Et puis on ne saurait s’arrêter concernant son œuvre mathématique, sa sagacité et son dynamisme. Il redécouvre les travaux de Galois (point n’est besoin de rappeler que celui-ci meurt en duel en 1832 à vingt ans) – qui avaient été de manière incompréhensible mis sous le boisseau – et les publie en 1846 dans son Journal de mathématiques pures et appliquées.
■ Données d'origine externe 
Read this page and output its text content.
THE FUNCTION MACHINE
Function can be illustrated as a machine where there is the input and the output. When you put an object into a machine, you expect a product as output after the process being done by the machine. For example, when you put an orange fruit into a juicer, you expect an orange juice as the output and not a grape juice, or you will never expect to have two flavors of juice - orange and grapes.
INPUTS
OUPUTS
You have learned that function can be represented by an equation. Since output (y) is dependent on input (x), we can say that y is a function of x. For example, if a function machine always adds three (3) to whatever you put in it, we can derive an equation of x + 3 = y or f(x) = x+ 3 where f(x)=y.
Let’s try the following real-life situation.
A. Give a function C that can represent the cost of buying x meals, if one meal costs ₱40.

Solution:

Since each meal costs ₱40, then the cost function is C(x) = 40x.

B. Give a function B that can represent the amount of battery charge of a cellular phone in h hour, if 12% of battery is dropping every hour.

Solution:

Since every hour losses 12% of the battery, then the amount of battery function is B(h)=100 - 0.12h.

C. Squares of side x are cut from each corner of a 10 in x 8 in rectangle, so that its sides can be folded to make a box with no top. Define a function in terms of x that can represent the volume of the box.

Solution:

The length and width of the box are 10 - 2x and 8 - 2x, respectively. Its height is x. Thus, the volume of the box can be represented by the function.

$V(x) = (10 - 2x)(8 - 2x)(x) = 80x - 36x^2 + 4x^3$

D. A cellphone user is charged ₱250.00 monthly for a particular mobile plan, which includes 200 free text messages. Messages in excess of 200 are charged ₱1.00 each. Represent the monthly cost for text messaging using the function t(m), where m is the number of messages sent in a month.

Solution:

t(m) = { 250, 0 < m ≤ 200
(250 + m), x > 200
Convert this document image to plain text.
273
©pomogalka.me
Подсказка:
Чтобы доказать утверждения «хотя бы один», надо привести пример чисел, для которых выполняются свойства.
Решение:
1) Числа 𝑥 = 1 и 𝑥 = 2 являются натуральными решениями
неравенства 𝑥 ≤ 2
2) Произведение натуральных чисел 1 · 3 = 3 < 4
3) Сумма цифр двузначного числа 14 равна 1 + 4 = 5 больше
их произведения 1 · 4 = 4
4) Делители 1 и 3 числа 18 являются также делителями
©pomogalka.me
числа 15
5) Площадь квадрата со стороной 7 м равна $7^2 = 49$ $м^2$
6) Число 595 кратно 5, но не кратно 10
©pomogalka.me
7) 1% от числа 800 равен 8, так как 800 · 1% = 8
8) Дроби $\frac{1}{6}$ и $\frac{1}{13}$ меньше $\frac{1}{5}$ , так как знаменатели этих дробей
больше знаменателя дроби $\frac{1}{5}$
Car Liouville avait créé, justement, sa revue scientifique en 1836 – gageons qu’elle devait correspondre à un besoin et que le projet a bien été mené, puisqu’elle existe toujours et est une marque de rayonnement de l’école mathématique française : Pierre-Louis Lions, médaille Fields en est le responsable éditorial, digne successeur de Liouville.

Voici donc le troisième numéro de l’année du Bulletin de la SABIX, prêt juste à temps pour le bicentenaire de la naissance de Liouville (2009) et pour le colloque que nous lui consacrerons le 29 janvier 2010. La SABIX est heureuse que Michel Drouineau, descendant de Liouville, ait récemment fait don à la Bibliothèque de Polytechnique d’un certains nombre de notes manuscrites de son ancêtre (voir ci-après l’inventaire réalisé par Olivier Azzola et Norbert Verdier). De nos jours, la marchandisation de la culture – et il n’y a rien de politique là-dedans, c’est un fait de civilisation7 – rend ce type de geste désintéressé éminemment rare et hautement appréciable : au nom de l’École polytechnique et de la SABIX, que M. Drouineau en soit ici remercié.